Lo ha detto stamani il sindaco di Reggio Emilia, Luca Vecchi, intervenendo alla Celebrazione del 74° anniversario della Repubblica, in piazza della Vittoria.
“Oggi la bellezza convive con il dolore. La bellezza di poter celebrare insieme la Festa della nostra Repubblica – ha proseguito il sindaco – si associa al doloroso e commosso ricordo dei nostri concittadini, poco meno di 600, che hanno perso la vita nella pandemia; la nostra vicinanza e cordoglio vanno alle loro famiglie. Eppure il binomio bellezza-dolore non stona, perché Repubblica significa Costituzione e Costituzione significa unità e comunità, capacità di affrontare insieme le prove e di trovare insieme le vie d’uscita. E questo è accaduto, ed accade ancora oggi, in questa dura esperienza.

“La pandemia ci ha messo di fronte a nuove prospettive, nuove e urgenti necessità di adattamento e nello stesso tempo ci ha riportato all’attenzione valori, modi di essere, dignità e necessità di cura che appartengono a coloro che vivono in una comunità nazionale basata sulla Repubblica e sulla Costituzione – ha aggiunto il sindaco – Penso alle fragilità, alle marginalità vecchie e nuove, che si sono poste ai nostri occhi e alle nostre coscienze: le abbiamo viste molto chiaramente, anche perché nella drammaticità della situazione abbiamo avuto il tempo, siamo stati in qualche modo ‘costretti’ a rallentare, a fermarci, a riflettere e guardarci intorno più di quanto prima facessimo.

“Nuova consapevolezza ha ottenuto per noi il valore inestimabile della libertà, certo fortemente limitata e proprio per questo ancora più apprezzata e amata; però una libertà non solitaria, ma saldamente legata alla responsabilità. Il senso di responsabilità, di autodisciplina personale e collettiva, sono stati determinanti per contenere il virus pandemico nei mesi trascorsi e lo saranno in quelli che verranno.

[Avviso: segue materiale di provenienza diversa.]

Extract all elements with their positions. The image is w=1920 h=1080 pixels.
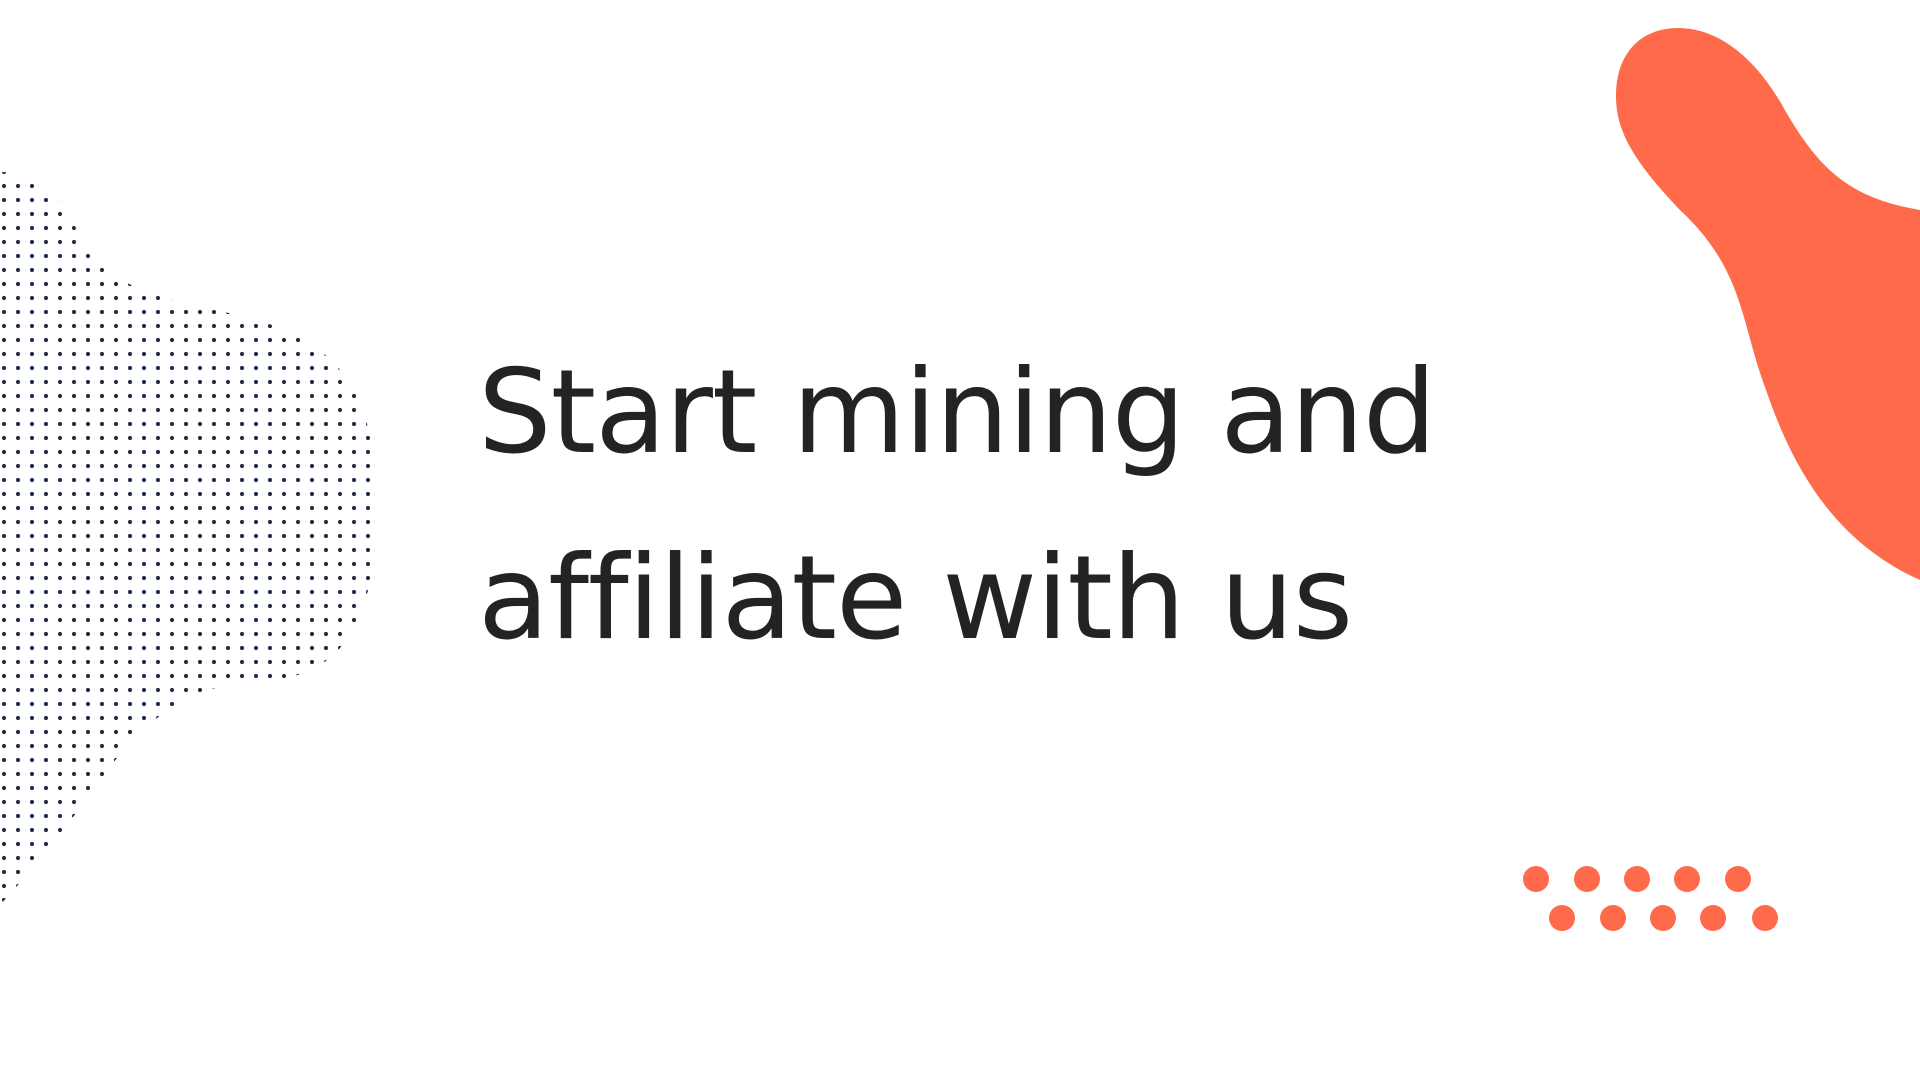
orange-blob-shape (1616, 28, 1920, 580)
orange-dot (1549, 905, 1575, 931)
orange-dot (1600, 905, 1626, 931)
orange-dot (1752, 905, 1778, 931)
dotted-blob-shape (0, 172, 378, 905)
orange-dot (1674, 866, 1700, 892)
orange-dot (1650, 905, 1676, 931)
orange-dot (1574, 866, 1600, 892)
orange-dot (1624, 866, 1650, 892)
orange-dot (1700, 905, 1726, 931)
headline-line-1: Start mining and (478, 345, 1436, 480)
headline: Start mining and affiliate with us (478, 320, 1578, 692)
orange-dot (1523, 866, 1549, 892)
headline-line-2: affiliate with us (478, 531, 1353, 666)
slide: Start mining and affiliate with us (0, 0, 1920, 1080)
orange-dot-grid (1523, 866, 1778, 931)
orange-dot (1725, 866, 1751, 892)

Il senso delle regole – ha concluso il sindaco – ha consentito di affrontare i momenti più duri e drammatici. La nostra comunità ne ha dato prova ed è chiamata a proseguire su questa strada. Un approccio responsabile e coeso, oltre alla salute, tutela la libertà, che è il primo elemento dell’essere non sudditi ma cittadini liberi della Repubblica”.